Binary cache files are also easy to create in Python and can be integrated as part of the data analysis workflow in most cases. Such cache files can (and should) be considered disposable, so they can be native to the system and can therefore provide unbeatable speed.

In general, any binary format is more opaque than a text-based format, if you were faced with the challenge of reverse engineering the format. With very wide spread formats this is less of a concern (e.g. .npy/.npz).

Numpy .npy/.npz

Numpy .npy/.npz would be a very reasonable binary format for the data rows of tabular data. The format is well-specified and stable and has a design philosophy similar to pdata’s, except that it’s binary.

HDF5

The main argument against using HDF5 is that the HDF5 specification is very complex (see 100+ page HDF5 specification vs .npy/.npz specification), without providing any clear advantage compared to .npz, in the case of pdata.

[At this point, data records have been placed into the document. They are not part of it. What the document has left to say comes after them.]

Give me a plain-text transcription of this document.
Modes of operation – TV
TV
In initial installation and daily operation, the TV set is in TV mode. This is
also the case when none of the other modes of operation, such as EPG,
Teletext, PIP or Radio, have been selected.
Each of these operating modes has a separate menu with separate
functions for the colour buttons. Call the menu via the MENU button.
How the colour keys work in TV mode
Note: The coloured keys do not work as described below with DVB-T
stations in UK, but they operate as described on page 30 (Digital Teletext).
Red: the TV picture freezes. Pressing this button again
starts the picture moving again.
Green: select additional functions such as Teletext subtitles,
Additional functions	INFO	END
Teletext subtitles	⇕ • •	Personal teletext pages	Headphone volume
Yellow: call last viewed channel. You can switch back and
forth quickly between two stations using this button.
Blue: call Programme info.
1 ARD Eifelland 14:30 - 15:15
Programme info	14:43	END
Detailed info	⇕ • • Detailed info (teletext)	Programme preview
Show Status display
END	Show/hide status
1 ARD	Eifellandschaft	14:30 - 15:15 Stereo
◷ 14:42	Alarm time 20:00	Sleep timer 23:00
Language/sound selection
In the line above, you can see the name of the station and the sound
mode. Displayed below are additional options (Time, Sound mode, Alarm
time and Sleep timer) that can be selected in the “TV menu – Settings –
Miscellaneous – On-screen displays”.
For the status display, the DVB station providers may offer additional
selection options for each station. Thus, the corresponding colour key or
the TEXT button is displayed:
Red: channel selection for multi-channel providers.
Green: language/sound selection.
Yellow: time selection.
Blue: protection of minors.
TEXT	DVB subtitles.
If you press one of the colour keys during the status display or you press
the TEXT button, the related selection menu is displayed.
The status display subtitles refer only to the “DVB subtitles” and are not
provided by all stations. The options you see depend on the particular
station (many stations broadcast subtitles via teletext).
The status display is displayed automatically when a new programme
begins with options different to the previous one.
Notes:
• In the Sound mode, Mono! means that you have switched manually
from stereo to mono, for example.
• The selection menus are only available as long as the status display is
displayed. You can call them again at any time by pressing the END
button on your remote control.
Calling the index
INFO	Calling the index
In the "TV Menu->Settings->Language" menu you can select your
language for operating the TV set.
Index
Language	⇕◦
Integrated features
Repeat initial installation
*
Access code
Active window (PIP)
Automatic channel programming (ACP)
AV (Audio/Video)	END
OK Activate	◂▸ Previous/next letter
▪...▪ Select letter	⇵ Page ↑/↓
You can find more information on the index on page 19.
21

The complexity of the specification isn’t a problem from the point of view of routine use since one, and only one, HDF5 library implementation exists. However, it could be non-trivial to debug issues in the unlikely event that bugs related to the HDF5 library would be encountered.

Note

At first sight it seems tempting to encode snapshots as nested HDF5 groups, which would provide strong data typing. However, the overhead in file size is severe (~kB per group!).

Binary JSON

There are a few variants of JSON-like formats but with binary encoding. These would potentially offer faster read speeds, while also being rather simple. This could be a benefit in use cases with very large snapshot diffs

The main disadvantage is that there are several slightly-incompatible variants of these formats and none of them seems broadly adopted, although Mathematica supports UBJSON.